What sucks even more about it is that I feel like I'm to blame. I led us into the situation, and only made it worse. I'm confident that Whisk could handle herself, because from what I've been told from her, she's a pretty good fighter. But since I was there, too, she would have to worry about me. I'm just grateful that we both we able to live for even the short period of time after. I'm still here, but I still wish Whisk was the one to survive.

Other than the three of us mourning the loss of our ally and quickly acquainted friend, a monotonous aura flooded the cave. We didn't really know what to do at this point. The careers were after us and only us, and it was only a matter of time before they find Claudius, Ivory and me.

So, we sat in our cave all day, and did absolutely nothing. It really gave us time to conversate, but nothing really happened. We were all scared, depressed, angry, you name it. Whisk had brought us numerous things to eat, since she assumed we would need it. I'd much rather just have her here so I can hug her, but for what it's worth, I still really appreciate her efforts.

Night quickly came by again, and I could do anything else besides sleep. When so much stress is put on you so suddenly, sleep is the last thing on your mind. I volunteered to be night watch for the night, to which the lovebirds didn't bother to argue. Neither of them have talked to me for almost the entire day, and I don't blame them. Claudius probably knows how badly Whisk's death affected me.

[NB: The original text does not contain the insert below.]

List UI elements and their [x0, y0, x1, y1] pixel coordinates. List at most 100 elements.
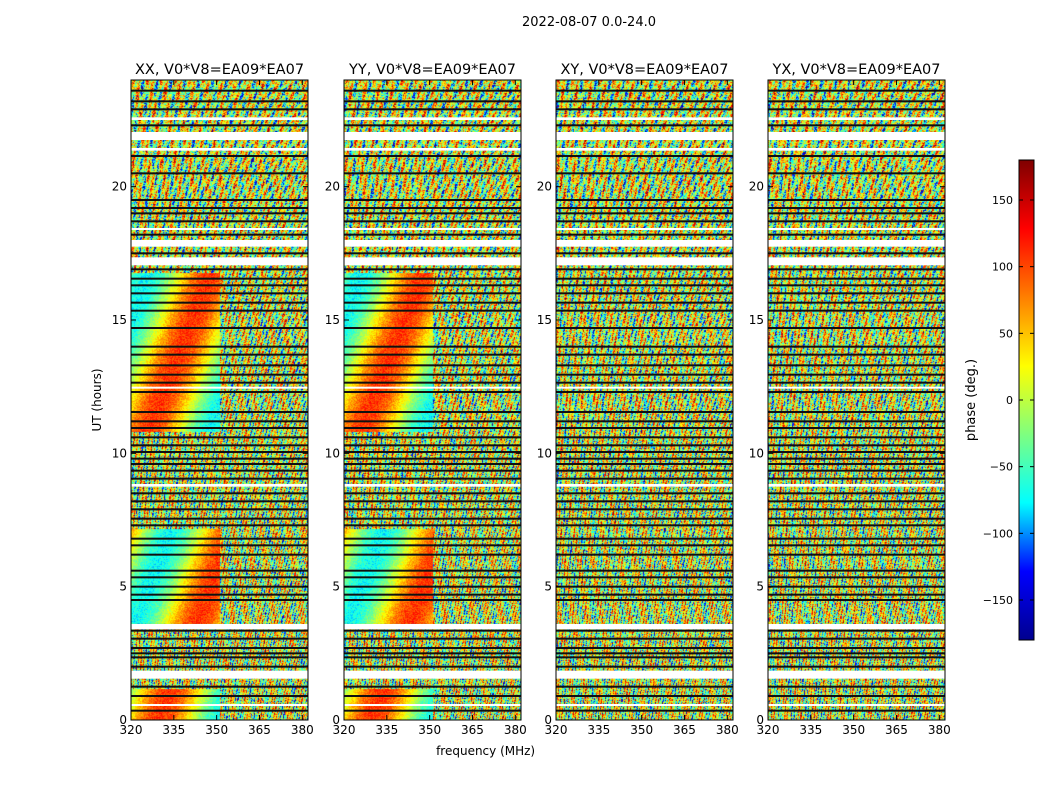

Claudius and Ivory have mainly been hanging out with each other for the day, hugging tightly and kissing passionately. If you told me you think they like each other, I would smack you on the head, since everyone and their mother's mother knows how obvious that is. Then I would probably apologize, since there's not really a valid reason for me to hit you.

Night watch creeped me out the first few times I had to do it with just Ivory, especially since she uses Light Screen in her sleep. I always felt the feeling that anyone could be outside the cave, slightly peer in, see light, and murder all of us in cold blood. But, I was on night watch one day, and I went outside for a split second to see how obvious the light is, and surprisingly, you can't see a thing out of the cave. It was so dark, I almost couldn't find my way back in the cave.

Tonight was like any other. Quiet and full of mystique.

The anthem started playing, and I had to refrain from glancing at the death recap. I don't need to be reminded.